Saturday, June 09, 2007

McKlatchy reports that the "Surge" is failing.

McKlatchy News presents an analysis of the last, final and most significant effort to "win" the Iraq War. To no one's surprise, the same old problems that were there before the "Surge" remain.
  • Violence is on the rise,
  • Iraqi troops aren't showing up to secure neighborhoods,
  • U.S. troops are having to revisit neighborhoods they'd already cleared, and
  • Iraq's politicians haven't met any of their benchmarks.
Surprise, surprise...
The current surge, which President Bush announced on Jan. 10, was to be different. U.S. forces in Baghdad were to increase by at least 17,000, bringing the total U.S. force in Baghdad to more than 30,000. The troops were to work alongside 30,000 Iraqi army and national police forces and 21,000 policemen to secure neighborhoods. U.S. forces would be stationed in neighborhoods in newly built mini-bases and patrol with their Iraqi counterparts.
That hasn't happened as rapidly as U.S. commanders had hoped.

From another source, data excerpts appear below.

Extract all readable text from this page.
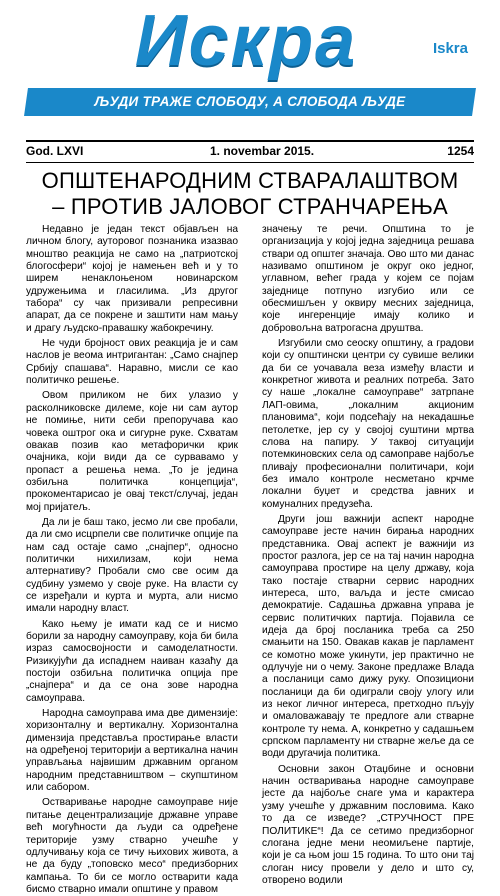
Искра	Iskra
ЉУДИ ТРАЖЕ СЛОБОДУ, А СЛОБОДА ЉУДЕ
God. LXVI	1. novembar 2015.	1254
ОПШТЕНАРОДНИМ СТВАРАЛАШТВОМ
– ПРОТИВ ЈАЛОВОГ СТРАНЧАРЕЊА

Недавно је један текст објављен на личном блогу, ауторовог познаника изазвао мноштво реакција не само на „патриотској блогосфери“ којој је намењен већ и у то ширем ненаклоњеном новинарском удружењима и гласилима. „Из другог табора“ су чак призивали репресивни апарат, да се покрене и заштити нам мању и драгу људско-правашку жабокречину.

Не чуди бројност ових реакција је и сам наслов је веома интригантан: „Само снајпер Србију спашава“. Наравно, мисли се као политичко решење.

Овом приликом не бих улазио у расколниковске дилеме, које ни сам аутор не помиње, нити себи препоручава као човека оштрог ока и сигурне руке. Схватам овакав позив као метафорички крик очајника, који види да се сурвавамо у пропаст а решења нема. „То је једина озбиљна политичка концепција“, прокоментарисао је овај текст/случај, један мој пријатељ.

Да ли је баш тако, јесмо ли све пробали, да ли смо исцрпели све политичке опције па нам сад остаје само „снајпер“, односно политички нихилизам, који нема алтернативу? Пробали смо све осим да судбину узмемо у своје руке. На власти су се изређали и курта и мурта, али нисмо имали народну власт.

Како њему је имати кад се и нисмо борили за народну самоуправу, која би била израз самосвојности и самоделатности. Ризикујући да испаднем наиван казаћу да постоји озбиљна политичка опција пре „снајпера“ и да се она зове народна самоуправа.

Народна самоуправа има две димензије: хоризонталну и вертикалну. Хоризонтална димензија представља простирање власти на одређеној територији а вертикална начин управљања највишим државним органом народним представништвом – скупштином или сабором.

Остваривање народне самоуправе није питање децентрализације државне управе већ могућности да људи са одређене територије узму стварно учешће у одлучивању која се тичу њихових живота, а не да буду „топовско месо“ предизборних кампања. То би се могло остварити када бисмо стварно имали општине у правом

значењу те речи. Општина то је организација у којој једна заједница решава ствари од општег значаја. Ово што ми данас називамо општином је округ око једног, углавном, већег града у којем се појам заједнице потпуно изгубио или се обесмишљен у оквиру месних заједница, које ингеренције имају колико и добровољна ватрогасна друштва.

Изгубили смо сеоску општину, а градови који су општински центри су сувише велики да би се уочавала веза између власти и конкретног живота и реалних потреба. Зато су наше „локалне самоуправе“ затрпане ЛАП-овима, „локалним акционим плановима“, који подсећају на некадашње петолетке, јер су у својој суштини мртва слова на папиру. У таквој ситуацији потемкиновских села од самоправе наjбоље пливају професионални политичари, који без имало контроле несметано крчме локални буџет и средства јавних и комуналних предузећа.

Други још важнији аспект народне самоуправе јесте начин бирања народних представника. Овај аспект је важнији из простог разлога, јер се на тај начин народна самоуправа простире на целу државу, која тако постаје стварни сервис народних интереса, што, ваљда и јесте смисао демократије. Садашња државна управа је сервис политичких партија. Појавила се идеја да број посланика треба са 250 смањити на 150. Овакав какав је парламент се комотно може укинути, јер практично не одлучује ни о чему. Законе предлаже Влада а посланици само дижу руку. Опозициони посланици да би одиграли своју улогу или из неког личног интереса, претходно пљују и омаловажавају те предлоге али стварне контроле ту нема. А, конкретно у садашњем српском парламенту ни стварне жеље да се води другачија политика.

Основни закон Отаџбине и основни начин остваривања народне самоуправе јесте да најбоље снаге ума и карактера узму учешће у државним пословима. Како то да се изведе? „СТРУЧНОСТ ПРЕ ПОЛИТИКЕ“! Да се сетимо предизборног слогана једне мени неомиљене партије, који је са њом још 15 година. То што они тај слоган нису провели у дело и што су, отворено водили
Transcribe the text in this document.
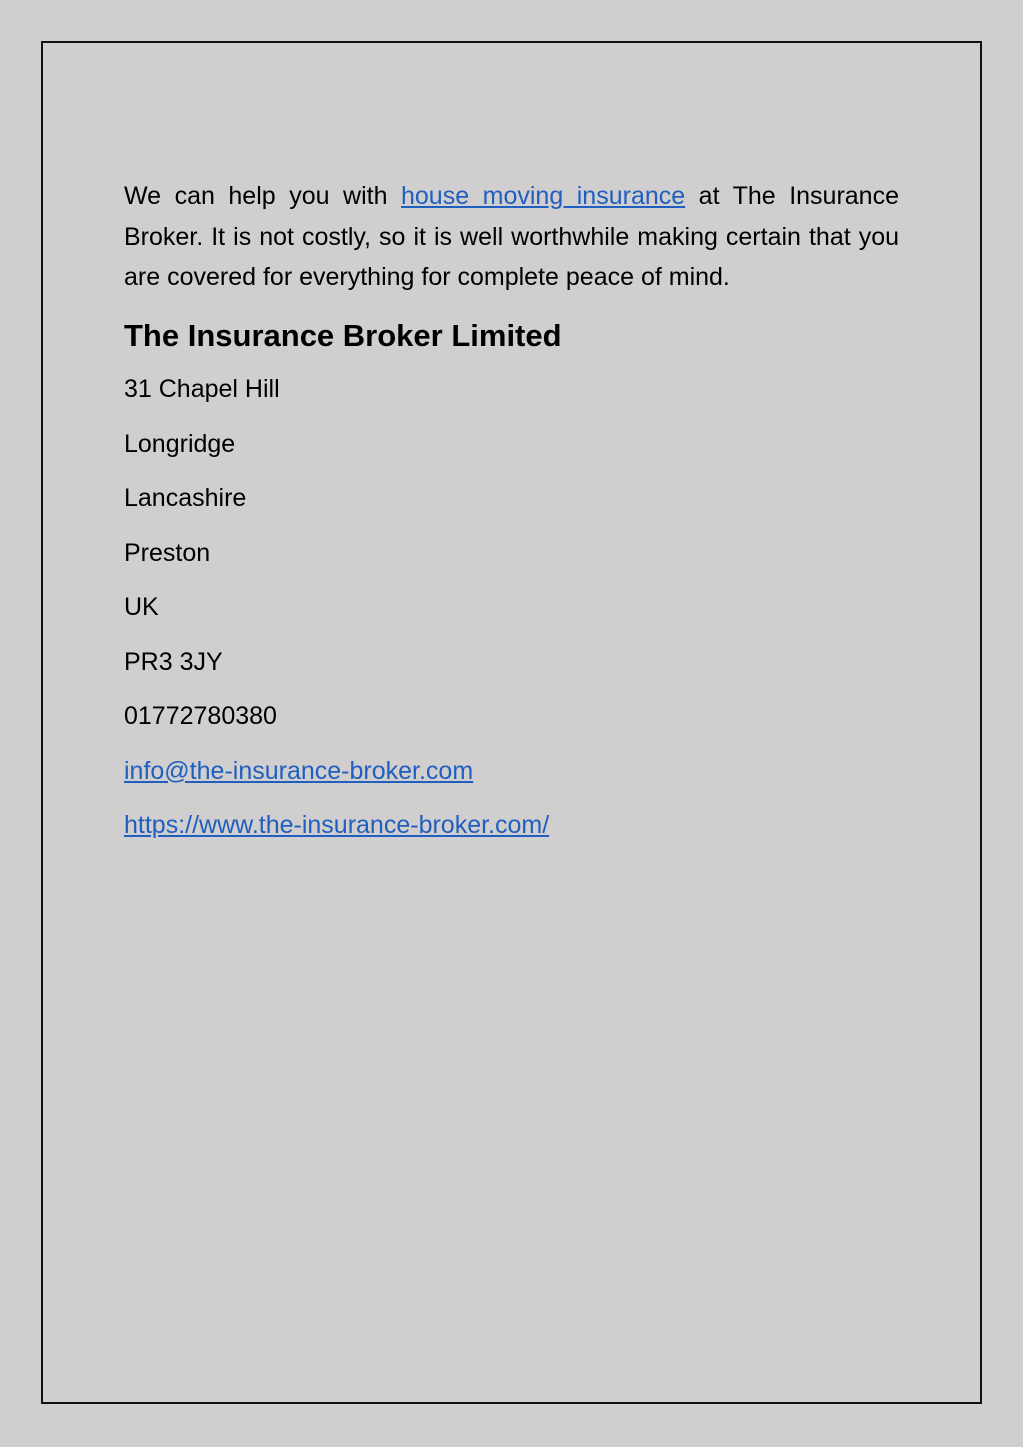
We can help you with house moving insurance at The Insurance Broker. It is not costly, so it is well worthwhile making certain that you are covered for everything for complete peace of mind.

The Insurance Broker Limited
31 Chapel Hill
Longridge
Lancashire
Preston
UK
PR3 3JY
01772780380
info@the-insurance-broker.com
https://www.the-insurance-broker.com/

In an assessment completed at the end of May, one U.S. division found that U.S. and Iraqi forces control only 146 of 457 Baghdad neighborhoods. [Snip]

Last October, ... Casey
[Then U.S. military ground commander in Iraq] said then that the Iraqi forces were improving and that the plan was having a "dampening effect" on sectarian violence, in spite of statistics that suggested otherwise.

"We are about 75 percent of the way through a three-step process in building those forces," Casey said of the Iraqi army. "Their leaders are feeling more responsible for the security of Iraq, and they want to take the reins, and I think we need to do that."

Four days later, the U.S. announced the end of its security plan, conceding that violence had reached unprecedented levels.
McKlatchy Newspapers also points out [elsewhere] that the Secretary of Defense will not let the McKlatchy reporters on the Press plane with the rest of the Press Corps.

With honest reporting going on by McKlatchy reporters, is that any surprise that the DoD and Bob Gates don't want them around in this, the final collapse of the failed and unnecessary war in Iraq? Their motivation is clear. The real question is what the rest of the Press Corps is suppressing in order to get those free plane trips? Are they getting anything else for not doing their jobs? Because whatever their price has been, the U.S. Press Corps has sold out and done so way too cheaply.

But why should that matter to TV, the New York Times and the Washington Post? They still have Paris Hilton to report on, don't they? I'm sure Katie Couric is pleased at the exchange. Of course the real journalists who originally had souls and have had to give them up may feel the loss a bit more than the CBS blond bimbo does.

We need to all applaud the American military people who, in spite of the failed political and careerist leadership both inside the military and from the American politicians go forward day in and day out to risk their lives (and often lose them) to do the useless jobs they have been assigned to do. But more than applaud, the Veteran's Administration needs to be properly funded and restructured so that it gives back a little for the sacrifices so many have made in this stupid Republican War.
Oh, wait. that would require leadership in the military and in the White House, wouldn't it? I guess sacking Don Rumsfeld and Peter Pace is a start, but it is damned sure too little and too late.